Structured Settlements 4Real®Blog 2026

Structured settlements expert John Darer reviews the latest structured settlements and settlement planning information and news, and provides expert opinion and highly regarded commentary. that is spicy, Informative, irreverent and effective for over 20 years.

by John Darer CLU ChFC CSSC
The Disability Savings Act of 2008, introduced by Senator Christopher Dodd (D-CT) on March 11, 2008 as Senate Bill 2741, would amend the Internal Revenue Code to allow a tax exemption for disability savings accounts (DSA) that have a value of $250,000 or less and are established for beneficiaries under the age of 65 who are blind or disabled. The proposed act:
  1. Allows tax-free distributions from such accounts for certain services provided to account beneficiaries, including education services, respite care, clothing, therapy, nutritional management, and funeral and burial expenses.
  2. Allows tax credits for contributions of up to $2,000 made to a disability savings account (DSA) and for certain entities that maintain disability savings accounts.
  3. Permits disability savings accounts to be disregarded in determining eligibility for Medicaid benefits and certain other means-tested federal programs.
  4. Requires the Secretary of Health and Human Services to establish a program for marketing, outreach, and education related to disability savings accounts.

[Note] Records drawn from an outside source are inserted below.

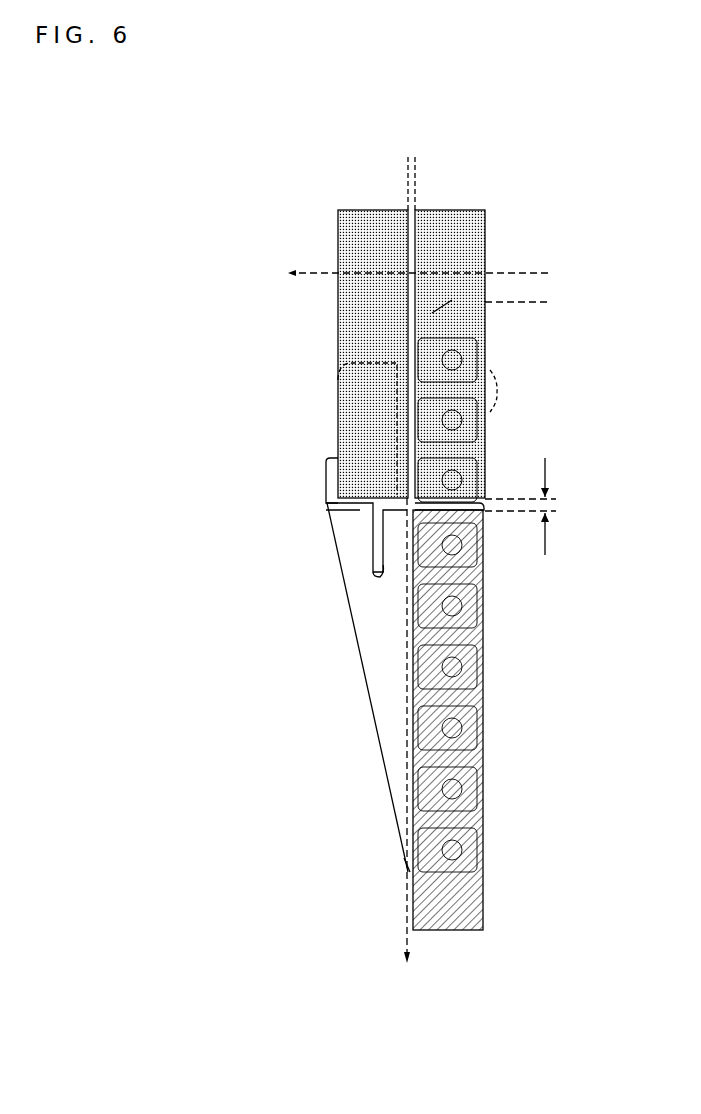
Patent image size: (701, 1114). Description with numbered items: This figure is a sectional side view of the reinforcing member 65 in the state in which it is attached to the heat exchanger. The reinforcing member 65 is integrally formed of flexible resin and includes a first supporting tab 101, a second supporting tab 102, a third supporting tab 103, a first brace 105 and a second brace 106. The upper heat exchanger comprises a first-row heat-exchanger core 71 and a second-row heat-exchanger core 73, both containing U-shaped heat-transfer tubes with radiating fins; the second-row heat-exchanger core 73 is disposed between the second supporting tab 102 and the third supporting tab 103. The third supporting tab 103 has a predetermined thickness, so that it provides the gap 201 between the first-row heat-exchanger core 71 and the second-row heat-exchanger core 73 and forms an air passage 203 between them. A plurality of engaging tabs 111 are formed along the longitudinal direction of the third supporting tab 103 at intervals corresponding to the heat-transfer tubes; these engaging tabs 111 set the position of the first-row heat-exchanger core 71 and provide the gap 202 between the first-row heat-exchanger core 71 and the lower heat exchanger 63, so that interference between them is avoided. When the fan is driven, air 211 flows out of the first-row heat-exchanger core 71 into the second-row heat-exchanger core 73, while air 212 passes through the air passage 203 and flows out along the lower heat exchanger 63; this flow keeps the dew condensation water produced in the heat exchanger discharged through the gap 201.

The second-row heat-exchanger core 73 is at (355, 222).
The first-row heat-exchanger core 71 is at (470, 230).
The gap 201 is at (455, 175).
The air 211 is at (451, 273).
The air 212 is at (523, 300).
The air passage 203 is at (338, 380).
The engaging tabs 111 is at (497, 392).
The second supporting tab 102 is at (330, 458).
The first supporting tab 101 is at (355, 504).
The second brace 106 is at (380, 578).
The first brace 105 is at (382, 717).
The third supporting tab 103 is at (405, 822).
The gap 202 is at (555, 506).
The lower heat exchanger 63 is at (485, 905).
The reinforcing member 65 is at (256, 950).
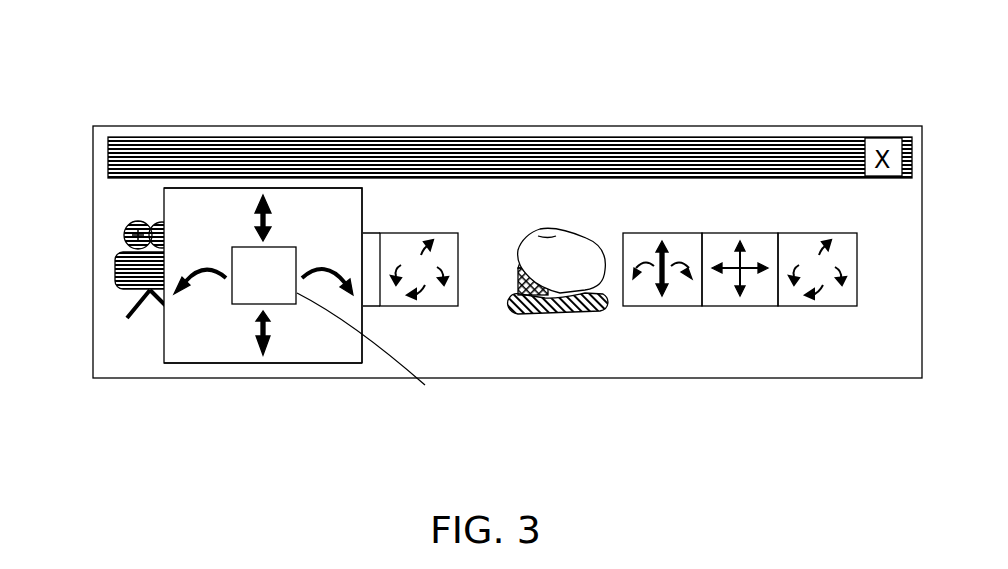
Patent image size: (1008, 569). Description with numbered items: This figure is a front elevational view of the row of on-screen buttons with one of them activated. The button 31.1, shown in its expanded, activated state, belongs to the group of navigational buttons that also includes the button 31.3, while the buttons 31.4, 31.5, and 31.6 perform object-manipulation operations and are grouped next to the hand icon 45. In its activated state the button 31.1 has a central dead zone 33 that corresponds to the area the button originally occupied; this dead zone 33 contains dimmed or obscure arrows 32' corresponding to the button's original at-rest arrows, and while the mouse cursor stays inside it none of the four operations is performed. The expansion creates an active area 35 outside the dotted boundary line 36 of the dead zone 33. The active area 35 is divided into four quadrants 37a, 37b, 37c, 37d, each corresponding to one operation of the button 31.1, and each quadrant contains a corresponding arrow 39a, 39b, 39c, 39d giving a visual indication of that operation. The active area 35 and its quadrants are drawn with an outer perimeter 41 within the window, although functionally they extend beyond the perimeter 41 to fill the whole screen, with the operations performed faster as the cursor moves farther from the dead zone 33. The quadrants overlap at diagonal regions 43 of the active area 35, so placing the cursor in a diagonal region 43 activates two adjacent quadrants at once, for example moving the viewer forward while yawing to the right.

I believe that this would be  a positive development for the disabled and their families. While some would feel this a threat to structured settlements. I don't feel the same way. At a value of $250,000 or less, and given the industry shift to a settlement planning, settlement consulting or recovery management model, the putative "DSA" should be embraced by industry participants as a new settlement financial planning tool. Moreover it will also  be especially helpful to those who have disabled family members where there has been no actionable tort recovery.

  • There clearly is an opportunity for an astute annuity issuer or trust company to use its resources NOW to develop a product that could work as a stand alone or in tandem with a structured settlement annuity.
  • This also is an opportunity for industry members to expand their skill sets and add value to client relationships.